Official State Snack of Texas
Tortilla chips and salsa were designated the official state snack of Texas in 2003. Tortilla chips and salsa are deeply rooted in Texas tradition. All State Foods & Beverages
"Salsa” is the Spanish word for sauce; in southwestern cooking, it refers to a relish or condiment that accompanies a meal - a mixture of chopped vegetables (usually including onions, peppers, tomatoes), and seasonings (particularly garlic and cilantro) that may be raw or cooked.
The primary ingredients used to make tortilla chips and salsa have nourished the people of Texas for centuries; corn, peppers, and tomatoes are all foods that originated in the western hemisphere and were being cultivated by native Americans along the Rio Grande when the Spaniards (who introduced onions to the New World) arrived.
The first tortillas, which date about 10,000 years BC, were made with dried, ground kernels of native corn - invented by a peasant for his hungry king in ancient times (according to Mayan legend). Native Mexicans commonly use tortillas as eating utensils. "Cowpokes" of the Old West also filled them with meat or other foods as a convenient way to eat around the campfire.
Traditionally grilled on earthenware utensils, tortillas are a flat, unleavened bread, often filled or stuffed with meat, frijoles (beans), or other ingredients. The word 'tortilla' was given by Spanish conquistators. Tortillas are used to make enchiladas, tacos, and many other popular Mexican and Tex-Mex dishes. When wheat flour became readily available in the 1930s, flour tortillas began to replace the corn tortilla in Southwestern kitchens (because they are easier to make). Hand-made corn tortillas have become a rare treat.

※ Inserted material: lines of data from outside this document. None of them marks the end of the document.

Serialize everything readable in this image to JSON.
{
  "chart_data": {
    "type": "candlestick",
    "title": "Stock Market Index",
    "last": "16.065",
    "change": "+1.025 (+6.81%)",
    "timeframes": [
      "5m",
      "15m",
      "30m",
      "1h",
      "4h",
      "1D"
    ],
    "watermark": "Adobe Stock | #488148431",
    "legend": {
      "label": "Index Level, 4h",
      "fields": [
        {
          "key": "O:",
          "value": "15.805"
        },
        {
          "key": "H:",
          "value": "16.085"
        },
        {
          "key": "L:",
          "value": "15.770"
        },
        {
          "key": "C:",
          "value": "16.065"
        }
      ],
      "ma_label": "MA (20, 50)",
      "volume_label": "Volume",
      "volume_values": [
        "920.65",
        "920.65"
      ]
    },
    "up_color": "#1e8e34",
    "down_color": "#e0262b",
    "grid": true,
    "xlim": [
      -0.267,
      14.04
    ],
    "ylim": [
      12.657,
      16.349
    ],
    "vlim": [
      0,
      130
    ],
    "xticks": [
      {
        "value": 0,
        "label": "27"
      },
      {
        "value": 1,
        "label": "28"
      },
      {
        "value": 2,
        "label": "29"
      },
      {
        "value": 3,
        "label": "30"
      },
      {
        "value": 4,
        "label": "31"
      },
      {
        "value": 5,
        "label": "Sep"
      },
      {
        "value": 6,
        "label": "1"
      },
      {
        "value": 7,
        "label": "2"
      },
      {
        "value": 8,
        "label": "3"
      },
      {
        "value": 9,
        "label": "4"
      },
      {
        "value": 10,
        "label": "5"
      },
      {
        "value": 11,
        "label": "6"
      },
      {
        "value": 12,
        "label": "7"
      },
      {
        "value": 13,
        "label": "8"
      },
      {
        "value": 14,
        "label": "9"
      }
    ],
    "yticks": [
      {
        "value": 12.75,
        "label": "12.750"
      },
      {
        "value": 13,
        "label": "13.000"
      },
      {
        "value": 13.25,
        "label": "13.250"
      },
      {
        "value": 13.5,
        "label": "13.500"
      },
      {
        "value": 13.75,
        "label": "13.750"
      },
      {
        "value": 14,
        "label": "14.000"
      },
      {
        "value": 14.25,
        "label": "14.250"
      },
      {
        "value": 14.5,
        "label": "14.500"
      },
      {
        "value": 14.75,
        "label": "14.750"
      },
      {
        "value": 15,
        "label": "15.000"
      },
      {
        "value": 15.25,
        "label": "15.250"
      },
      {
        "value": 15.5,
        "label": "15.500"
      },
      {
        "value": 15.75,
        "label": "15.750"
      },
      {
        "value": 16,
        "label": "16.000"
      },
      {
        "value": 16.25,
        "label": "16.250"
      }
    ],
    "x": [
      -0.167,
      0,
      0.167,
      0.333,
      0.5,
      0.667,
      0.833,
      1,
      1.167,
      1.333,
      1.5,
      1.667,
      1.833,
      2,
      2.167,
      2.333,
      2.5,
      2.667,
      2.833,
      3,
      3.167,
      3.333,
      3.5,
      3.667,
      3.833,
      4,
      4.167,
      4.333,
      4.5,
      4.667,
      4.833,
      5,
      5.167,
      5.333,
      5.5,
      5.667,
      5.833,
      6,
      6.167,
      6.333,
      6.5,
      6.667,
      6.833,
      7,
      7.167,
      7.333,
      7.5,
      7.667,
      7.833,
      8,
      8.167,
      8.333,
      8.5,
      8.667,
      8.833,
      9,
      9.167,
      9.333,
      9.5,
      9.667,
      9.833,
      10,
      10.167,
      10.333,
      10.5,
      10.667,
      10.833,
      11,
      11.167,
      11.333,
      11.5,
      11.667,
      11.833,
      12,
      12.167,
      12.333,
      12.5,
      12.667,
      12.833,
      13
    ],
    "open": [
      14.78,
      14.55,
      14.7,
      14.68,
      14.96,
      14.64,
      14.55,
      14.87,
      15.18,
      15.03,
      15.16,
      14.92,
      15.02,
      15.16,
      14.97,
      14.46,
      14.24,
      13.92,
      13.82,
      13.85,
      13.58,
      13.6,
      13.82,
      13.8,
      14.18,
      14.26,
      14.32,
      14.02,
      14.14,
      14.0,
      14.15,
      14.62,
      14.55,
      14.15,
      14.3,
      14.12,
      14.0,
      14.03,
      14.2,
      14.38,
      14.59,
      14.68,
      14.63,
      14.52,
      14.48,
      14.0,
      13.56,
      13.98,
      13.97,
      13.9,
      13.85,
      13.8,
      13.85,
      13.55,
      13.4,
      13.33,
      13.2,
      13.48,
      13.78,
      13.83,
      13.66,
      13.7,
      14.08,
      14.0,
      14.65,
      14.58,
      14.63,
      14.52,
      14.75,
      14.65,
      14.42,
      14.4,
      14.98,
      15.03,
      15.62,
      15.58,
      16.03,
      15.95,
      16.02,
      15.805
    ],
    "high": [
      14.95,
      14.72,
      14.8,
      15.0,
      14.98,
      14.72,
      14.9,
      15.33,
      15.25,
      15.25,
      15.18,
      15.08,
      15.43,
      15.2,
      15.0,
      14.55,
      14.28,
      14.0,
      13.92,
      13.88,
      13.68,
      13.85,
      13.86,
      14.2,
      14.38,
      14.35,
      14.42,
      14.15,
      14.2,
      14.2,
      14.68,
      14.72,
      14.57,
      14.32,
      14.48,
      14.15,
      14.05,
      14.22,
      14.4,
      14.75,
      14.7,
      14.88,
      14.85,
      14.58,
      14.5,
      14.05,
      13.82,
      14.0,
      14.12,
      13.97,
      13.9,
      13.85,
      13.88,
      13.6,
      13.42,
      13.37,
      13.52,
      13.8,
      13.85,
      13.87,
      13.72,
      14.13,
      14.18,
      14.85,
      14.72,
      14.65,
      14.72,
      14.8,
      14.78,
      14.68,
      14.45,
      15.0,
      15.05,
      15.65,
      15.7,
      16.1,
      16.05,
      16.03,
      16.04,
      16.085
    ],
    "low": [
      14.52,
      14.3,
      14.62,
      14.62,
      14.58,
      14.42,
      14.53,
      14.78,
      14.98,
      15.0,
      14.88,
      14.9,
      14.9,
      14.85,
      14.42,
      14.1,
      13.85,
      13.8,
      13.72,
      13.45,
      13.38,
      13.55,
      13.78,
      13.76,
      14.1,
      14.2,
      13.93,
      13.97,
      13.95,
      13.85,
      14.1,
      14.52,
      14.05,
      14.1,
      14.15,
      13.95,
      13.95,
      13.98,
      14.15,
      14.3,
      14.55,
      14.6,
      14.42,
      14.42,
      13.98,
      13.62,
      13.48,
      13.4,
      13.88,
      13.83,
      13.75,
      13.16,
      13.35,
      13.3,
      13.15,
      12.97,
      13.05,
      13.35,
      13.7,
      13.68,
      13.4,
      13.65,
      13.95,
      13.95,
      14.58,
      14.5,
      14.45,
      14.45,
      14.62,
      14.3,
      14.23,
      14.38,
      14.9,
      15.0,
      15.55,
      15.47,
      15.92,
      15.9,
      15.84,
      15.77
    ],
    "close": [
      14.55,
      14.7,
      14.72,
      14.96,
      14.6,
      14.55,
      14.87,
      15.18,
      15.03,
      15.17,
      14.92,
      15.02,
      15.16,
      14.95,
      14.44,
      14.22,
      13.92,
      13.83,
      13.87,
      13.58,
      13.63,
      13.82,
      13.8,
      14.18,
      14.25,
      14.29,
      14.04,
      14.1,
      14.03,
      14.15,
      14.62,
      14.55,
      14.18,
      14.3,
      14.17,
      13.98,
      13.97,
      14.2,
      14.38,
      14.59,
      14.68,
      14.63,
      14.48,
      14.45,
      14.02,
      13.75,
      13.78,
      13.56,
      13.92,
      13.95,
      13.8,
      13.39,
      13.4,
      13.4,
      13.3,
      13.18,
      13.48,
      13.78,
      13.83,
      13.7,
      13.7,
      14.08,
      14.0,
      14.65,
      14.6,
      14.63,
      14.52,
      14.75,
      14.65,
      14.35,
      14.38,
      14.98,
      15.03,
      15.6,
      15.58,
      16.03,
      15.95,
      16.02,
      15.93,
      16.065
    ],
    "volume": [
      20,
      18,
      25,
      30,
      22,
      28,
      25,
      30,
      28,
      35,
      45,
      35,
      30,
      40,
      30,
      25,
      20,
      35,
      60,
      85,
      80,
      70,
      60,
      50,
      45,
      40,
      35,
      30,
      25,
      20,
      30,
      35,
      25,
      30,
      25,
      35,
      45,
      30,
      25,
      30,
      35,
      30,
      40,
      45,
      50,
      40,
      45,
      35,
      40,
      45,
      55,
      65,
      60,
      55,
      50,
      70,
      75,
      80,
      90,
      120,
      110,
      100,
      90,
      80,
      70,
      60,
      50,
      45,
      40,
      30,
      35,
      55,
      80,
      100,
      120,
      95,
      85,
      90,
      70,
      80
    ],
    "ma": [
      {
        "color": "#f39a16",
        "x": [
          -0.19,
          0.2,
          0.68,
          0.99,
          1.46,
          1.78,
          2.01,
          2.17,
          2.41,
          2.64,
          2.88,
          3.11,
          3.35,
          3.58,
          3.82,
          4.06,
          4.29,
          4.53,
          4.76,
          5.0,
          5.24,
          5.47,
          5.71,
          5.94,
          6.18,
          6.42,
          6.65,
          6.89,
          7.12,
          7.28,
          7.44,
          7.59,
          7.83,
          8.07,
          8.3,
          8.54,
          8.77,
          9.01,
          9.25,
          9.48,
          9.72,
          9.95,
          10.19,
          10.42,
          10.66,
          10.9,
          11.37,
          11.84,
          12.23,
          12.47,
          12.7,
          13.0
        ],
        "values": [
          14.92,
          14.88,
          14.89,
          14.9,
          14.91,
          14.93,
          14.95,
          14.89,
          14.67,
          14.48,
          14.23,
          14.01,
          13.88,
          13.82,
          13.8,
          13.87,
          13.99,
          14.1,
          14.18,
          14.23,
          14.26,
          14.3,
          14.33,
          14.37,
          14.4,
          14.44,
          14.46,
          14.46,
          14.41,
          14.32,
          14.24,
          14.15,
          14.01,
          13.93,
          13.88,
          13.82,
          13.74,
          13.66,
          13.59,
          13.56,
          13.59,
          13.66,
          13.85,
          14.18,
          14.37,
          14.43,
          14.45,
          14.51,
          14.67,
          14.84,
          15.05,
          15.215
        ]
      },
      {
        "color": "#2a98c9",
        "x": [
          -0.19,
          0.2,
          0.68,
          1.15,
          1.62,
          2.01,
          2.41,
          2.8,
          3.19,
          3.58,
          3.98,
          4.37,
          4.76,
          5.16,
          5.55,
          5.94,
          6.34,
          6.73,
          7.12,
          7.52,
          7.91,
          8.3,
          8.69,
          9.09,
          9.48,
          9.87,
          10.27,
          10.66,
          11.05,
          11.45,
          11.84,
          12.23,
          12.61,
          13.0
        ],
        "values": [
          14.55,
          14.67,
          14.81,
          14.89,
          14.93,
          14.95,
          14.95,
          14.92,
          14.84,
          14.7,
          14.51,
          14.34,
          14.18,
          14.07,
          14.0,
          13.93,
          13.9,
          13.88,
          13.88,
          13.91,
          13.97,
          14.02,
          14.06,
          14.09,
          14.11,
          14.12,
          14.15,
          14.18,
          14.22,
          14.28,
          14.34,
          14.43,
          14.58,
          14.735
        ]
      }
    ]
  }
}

HOUSE CONCURRENT RESOLUTION
WHEREAS, The State of Texas has customarily recognized a variety of official state symbols as tangible representations of the state's historical and cultural heritage; and
WHEREAS, Like the square dance, the guitar, and the rodeo, tortilla chips and salsa are deeply rooted in Texas tradition and enjoy popularity throughout the length and breadth of the state; stocked in countless kitchens, they are brought out for solitary refreshment and for social gatherings of virtually every description and level of formality; and
WHEREAS, The primary ingredients of chips and salsa have nourished the people of this land for centuries; corn, peppers, and tomatoes all originated in the Western Hemisphere and were being cultivated by Native Americans along the Rio Grande when the Spaniards, who introduced onions to the New World, arrived in Texas; tortillas, developed in prehistoric times by the Indians of Latin America, have likewise long been a staple in parts of the state; and
WHEREAS, In addition to their traditional importance as a foodstuff, peppers, onions, and tomatoes have played a significant role in Texas folk medicine, and their value in fighting illness is being increasingly recognized by modern science; and
WHEREAS, Together with corn, these three plants also play a notable economic role in the state; in recent years, onions have ranked as the number one cash truck crop in Texas, while corn has accounted for about five percent of the state's agricultural economy; nationwide in 2000, Texas ranked 1st in the production of jalapeño peppers, 4th in the production of onions, and 16th in the production of tomatoes, while a 2002 report ranks the state 10th in the production of corn; and
WHEREAS, The importance of these crops in Texas is reflected by such celebrations as the annual Corn Festival in Holland, Hot Pepper Festival in Palestine, and Tomato Festival in Jacksonville, as well as onion festivals in Noonday, Presidio, and Weslaco; salsa itself enjoys a starring role at the Three Rivers Salsa Festival and at other hotly contested competitions in Houston and Austin; and
WHEREAS, Spectacular sales figures underscore what Texans already know: that tortilla chips and salsa enjoy popularity ratings in the stratosphere; moreover, Texas chip and salsa plants now command a major share of their respective national markets; joining the state's oldest and largest salsa manufacturer, which began production in San Antonio in 1947, smaller new salsa firms continue to spring up, often inspired by a cherished family recipe and encouraged by Texans' insatiable demand for this zesty concoction; and
WHEREAS, Folk foods that have become commercial giants, chips and salsa stand out among Texas snacks because of their historic origins and universal appeal; embraced today by Texans of every ethnic background, they constitute a much savored part of our shared cultural identity; now, therefore, be it
RESOLVED, That the 78th Legislature of the State of Texas hereby designate tortilla chips and salsa as the official State Snack of Texas.